Sesudah melewati barrier kulit, kuman memasuki pedoman darah dan dengan cepat menyebar ke seluruh tubuh. Infeksi menimbulkan kerusakan pada lapisan dalam pembuluh darah. Hati, ginjal, jantung, paru-paru, sistem saraf pusat dan sanggup juga mempengaruhi mata. Leptospirosis ialah penyakit menular yg disebabkan oleh infeksi bakteri Leptospira spp.
Penyakit ini mempunyai arti penting ditinjau dari segi ekonomi peternakan dan kesehatan masyarakat. Bakteri Leptospira peka terhadap asam, tahan hidup di dalam air tawar secukup usang satu bulan tetapi gampang mati dalam air laut, air selokan dan air kencing yg pekat. Kejadian leptospirosis di Indonesia sudah dilaporkan semenjak jaman Hindia Belanda dan setips epidemiologi sudah dilaporkan diberbagai tempat di Jawa dan Bali.
Leptospirosis merupakan penyakit zoonosis dan menyerang hampir tiap binatang menyusui. Beberapa macam serovar sudah ditetapkan yaitu serovar harjo, bataviae, javanica, semarangga, djasman, sentot dan paidjan. Infeksi pada sapi yg paling sering terjadi disebabkan oleh serovar harjo, sedangkan serovar pomona merupakan serovar yg paling banyak menimbulkan infeksi sayat.
Penularan penyakit melalui kulit yg luka atau lewat selaput lendir mata, hidung dan terusan pencernaan. Diagnosis leptospirosis sanggup dilsayakan dengan uji MAT (Microscopic Agglutination Test) dari plasma darah, air kencing dan banyak sekali organ. Isolasi kuman sanggup dilsayakan dari spesimen hati dan ginjal binatang yg gres saja mati atau dari organ janin yg abortus (ginjal, paru dan cairan rongga dada).
Diagnosis banding penyakit ini ialah anaplasmosis, babesiosis dan infeksi Clostridium hemoliticum (hemoglobinuria basiler). Pengobatan penyakit dengan beberapa jenis antibiotika harus segera dilsayakan pada sapi yg terinfeksi untuk menghindari kerusakan jaringan dan perkembangan kuman dalam tubuh ternak. Vaksinasi sanggup dilsayakan bersamaan dengan pemberian antibiotika. Untuk kelompok ternak terbatas vaksinasi diberikan tiap tahun, sedangkan pada ternak yg menyebar dilsayakan tiap 6 bulan.
Salmonellosis
Salmonellosis pada sapi disebabkan oleh infeksi bakteri Salmonella dublin, S. typhimurium atau S. newport. Penyakit ini menimbulkan peradangan usus atau enteritis dan invasi organisme ke dalam pedoman darah menimbulkan septisemia. Salmonella tidak tahan hidup di alam, terutama dalam suasana kering.

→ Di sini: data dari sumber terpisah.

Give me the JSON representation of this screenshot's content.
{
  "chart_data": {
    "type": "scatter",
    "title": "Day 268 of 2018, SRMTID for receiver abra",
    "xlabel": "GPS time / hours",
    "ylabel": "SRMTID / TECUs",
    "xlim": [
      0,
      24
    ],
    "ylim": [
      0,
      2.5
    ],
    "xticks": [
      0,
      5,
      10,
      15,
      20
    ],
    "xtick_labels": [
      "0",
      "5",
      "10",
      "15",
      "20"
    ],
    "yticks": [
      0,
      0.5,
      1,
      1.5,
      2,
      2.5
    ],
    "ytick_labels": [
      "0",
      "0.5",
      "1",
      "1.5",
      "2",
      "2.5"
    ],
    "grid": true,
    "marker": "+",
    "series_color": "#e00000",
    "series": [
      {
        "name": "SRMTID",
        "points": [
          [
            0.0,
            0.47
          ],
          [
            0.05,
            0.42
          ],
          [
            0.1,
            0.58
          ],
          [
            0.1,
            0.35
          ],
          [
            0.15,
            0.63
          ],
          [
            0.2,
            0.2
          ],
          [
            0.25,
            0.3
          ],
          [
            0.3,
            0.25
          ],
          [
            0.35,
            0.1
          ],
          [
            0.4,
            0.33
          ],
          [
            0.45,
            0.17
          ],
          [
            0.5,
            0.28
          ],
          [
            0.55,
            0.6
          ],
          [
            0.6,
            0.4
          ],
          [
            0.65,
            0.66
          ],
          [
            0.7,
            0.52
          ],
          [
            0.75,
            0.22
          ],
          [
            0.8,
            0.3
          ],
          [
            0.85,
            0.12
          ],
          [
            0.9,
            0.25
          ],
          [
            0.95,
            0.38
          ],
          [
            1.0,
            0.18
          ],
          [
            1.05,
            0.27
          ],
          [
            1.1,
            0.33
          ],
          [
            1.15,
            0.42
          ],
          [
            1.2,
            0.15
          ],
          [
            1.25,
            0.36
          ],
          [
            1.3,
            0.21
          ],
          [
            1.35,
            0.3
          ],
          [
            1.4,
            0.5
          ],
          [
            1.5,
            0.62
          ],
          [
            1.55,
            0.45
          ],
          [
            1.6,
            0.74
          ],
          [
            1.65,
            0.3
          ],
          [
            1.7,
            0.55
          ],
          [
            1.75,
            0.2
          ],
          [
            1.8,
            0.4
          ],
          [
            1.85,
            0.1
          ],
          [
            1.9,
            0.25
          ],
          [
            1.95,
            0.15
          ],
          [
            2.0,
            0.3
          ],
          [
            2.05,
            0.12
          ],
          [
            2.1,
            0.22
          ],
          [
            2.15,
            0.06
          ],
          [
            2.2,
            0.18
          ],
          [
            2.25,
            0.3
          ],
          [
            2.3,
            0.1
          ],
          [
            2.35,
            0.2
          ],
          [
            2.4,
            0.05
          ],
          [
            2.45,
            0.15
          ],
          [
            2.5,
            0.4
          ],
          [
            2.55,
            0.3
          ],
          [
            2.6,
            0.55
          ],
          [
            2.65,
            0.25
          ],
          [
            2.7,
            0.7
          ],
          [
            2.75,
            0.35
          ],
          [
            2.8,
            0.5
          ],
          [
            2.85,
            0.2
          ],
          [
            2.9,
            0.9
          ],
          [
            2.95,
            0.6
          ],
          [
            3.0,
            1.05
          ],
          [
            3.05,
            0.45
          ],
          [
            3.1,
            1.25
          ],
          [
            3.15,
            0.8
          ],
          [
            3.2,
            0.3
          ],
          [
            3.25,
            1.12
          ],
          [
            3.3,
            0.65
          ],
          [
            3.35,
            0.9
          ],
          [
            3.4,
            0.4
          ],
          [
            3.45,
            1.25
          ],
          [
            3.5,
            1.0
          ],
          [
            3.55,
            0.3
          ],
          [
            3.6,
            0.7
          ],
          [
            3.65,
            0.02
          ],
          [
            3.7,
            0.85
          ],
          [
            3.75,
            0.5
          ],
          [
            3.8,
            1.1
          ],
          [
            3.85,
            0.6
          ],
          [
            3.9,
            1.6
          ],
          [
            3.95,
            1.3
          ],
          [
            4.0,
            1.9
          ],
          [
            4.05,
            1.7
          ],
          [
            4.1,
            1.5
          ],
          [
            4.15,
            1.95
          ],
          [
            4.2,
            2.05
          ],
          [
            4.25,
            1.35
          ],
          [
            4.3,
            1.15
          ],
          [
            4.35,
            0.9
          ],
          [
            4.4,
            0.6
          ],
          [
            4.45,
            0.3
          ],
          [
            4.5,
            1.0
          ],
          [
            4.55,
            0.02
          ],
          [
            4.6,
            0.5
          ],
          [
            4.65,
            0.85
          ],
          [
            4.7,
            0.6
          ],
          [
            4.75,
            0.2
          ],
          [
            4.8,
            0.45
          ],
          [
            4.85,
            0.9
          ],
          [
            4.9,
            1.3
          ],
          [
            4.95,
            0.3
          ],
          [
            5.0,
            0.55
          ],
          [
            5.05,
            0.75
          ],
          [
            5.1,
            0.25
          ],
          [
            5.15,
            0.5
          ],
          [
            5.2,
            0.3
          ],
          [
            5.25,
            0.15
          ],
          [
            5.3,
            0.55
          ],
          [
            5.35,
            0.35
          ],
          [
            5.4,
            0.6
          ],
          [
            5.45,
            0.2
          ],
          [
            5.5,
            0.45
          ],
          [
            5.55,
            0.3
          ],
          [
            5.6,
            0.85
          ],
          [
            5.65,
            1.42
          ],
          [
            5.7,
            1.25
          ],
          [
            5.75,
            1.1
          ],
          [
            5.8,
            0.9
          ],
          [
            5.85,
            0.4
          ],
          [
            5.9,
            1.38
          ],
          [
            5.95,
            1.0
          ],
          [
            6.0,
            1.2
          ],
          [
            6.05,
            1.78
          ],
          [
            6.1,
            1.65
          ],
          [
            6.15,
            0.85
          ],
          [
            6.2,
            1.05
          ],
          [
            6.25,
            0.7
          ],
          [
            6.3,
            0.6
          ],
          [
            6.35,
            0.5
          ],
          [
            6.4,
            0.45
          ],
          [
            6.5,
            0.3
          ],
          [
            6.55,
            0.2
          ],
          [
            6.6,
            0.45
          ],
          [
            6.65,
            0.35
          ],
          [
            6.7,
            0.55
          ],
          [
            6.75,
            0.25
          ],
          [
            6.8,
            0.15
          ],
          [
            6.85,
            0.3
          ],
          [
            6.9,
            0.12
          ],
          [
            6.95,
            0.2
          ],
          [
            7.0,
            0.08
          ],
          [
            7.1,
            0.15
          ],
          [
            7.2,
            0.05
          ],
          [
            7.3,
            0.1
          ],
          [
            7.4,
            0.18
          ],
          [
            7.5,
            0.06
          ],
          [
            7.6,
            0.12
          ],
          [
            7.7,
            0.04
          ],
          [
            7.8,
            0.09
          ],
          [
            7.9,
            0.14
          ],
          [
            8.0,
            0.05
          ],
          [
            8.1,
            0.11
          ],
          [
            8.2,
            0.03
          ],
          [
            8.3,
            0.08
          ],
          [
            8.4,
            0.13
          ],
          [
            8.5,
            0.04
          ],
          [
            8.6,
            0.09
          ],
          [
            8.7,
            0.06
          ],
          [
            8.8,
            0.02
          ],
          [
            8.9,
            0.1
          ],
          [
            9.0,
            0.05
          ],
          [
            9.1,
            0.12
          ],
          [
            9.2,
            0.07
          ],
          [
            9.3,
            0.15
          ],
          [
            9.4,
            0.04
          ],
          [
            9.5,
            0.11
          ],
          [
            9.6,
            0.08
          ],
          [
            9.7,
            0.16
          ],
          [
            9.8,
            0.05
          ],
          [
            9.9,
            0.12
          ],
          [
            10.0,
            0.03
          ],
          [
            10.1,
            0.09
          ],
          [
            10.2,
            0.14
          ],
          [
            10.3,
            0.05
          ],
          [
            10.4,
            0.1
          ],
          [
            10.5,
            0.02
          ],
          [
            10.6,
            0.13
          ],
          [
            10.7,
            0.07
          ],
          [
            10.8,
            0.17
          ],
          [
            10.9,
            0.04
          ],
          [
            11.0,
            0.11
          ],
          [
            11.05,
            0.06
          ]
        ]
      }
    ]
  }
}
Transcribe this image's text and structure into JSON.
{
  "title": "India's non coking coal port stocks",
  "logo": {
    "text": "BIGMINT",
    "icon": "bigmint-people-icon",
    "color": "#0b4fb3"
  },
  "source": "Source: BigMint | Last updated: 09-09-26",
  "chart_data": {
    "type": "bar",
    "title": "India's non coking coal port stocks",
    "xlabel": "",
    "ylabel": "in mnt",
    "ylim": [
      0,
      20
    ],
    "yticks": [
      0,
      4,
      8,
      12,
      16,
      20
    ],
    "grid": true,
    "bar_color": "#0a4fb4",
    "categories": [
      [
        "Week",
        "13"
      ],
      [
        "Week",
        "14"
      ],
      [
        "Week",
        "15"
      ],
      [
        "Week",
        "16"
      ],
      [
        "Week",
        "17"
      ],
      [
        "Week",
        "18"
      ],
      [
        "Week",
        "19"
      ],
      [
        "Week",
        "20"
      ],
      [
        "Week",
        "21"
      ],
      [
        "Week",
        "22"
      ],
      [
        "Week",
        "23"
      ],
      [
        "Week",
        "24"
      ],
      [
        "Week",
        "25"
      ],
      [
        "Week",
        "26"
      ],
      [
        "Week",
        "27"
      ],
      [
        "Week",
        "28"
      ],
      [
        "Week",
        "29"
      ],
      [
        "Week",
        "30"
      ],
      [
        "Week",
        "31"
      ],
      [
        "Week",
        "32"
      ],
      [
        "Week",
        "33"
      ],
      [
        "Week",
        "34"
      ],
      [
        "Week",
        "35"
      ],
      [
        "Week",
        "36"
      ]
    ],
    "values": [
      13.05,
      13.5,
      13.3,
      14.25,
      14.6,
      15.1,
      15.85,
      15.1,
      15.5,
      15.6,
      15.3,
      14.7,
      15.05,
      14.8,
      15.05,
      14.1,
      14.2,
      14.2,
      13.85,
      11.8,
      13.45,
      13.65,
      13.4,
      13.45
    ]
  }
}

Salmonellosis pada sapi di Indonesia ditemukan di mana-mana. Penularan salmonellosis terjadi melalui pakan atau minuman yg terkontaminasi dengan tinja dari ternak yg terinfeksi. Ternak yg terinfeksi sanggup tetap mengeluarkan kuman 3-4 bulan sehabis sembuh. Selain itu penularan juga sanggup terjadi setips intra uterin.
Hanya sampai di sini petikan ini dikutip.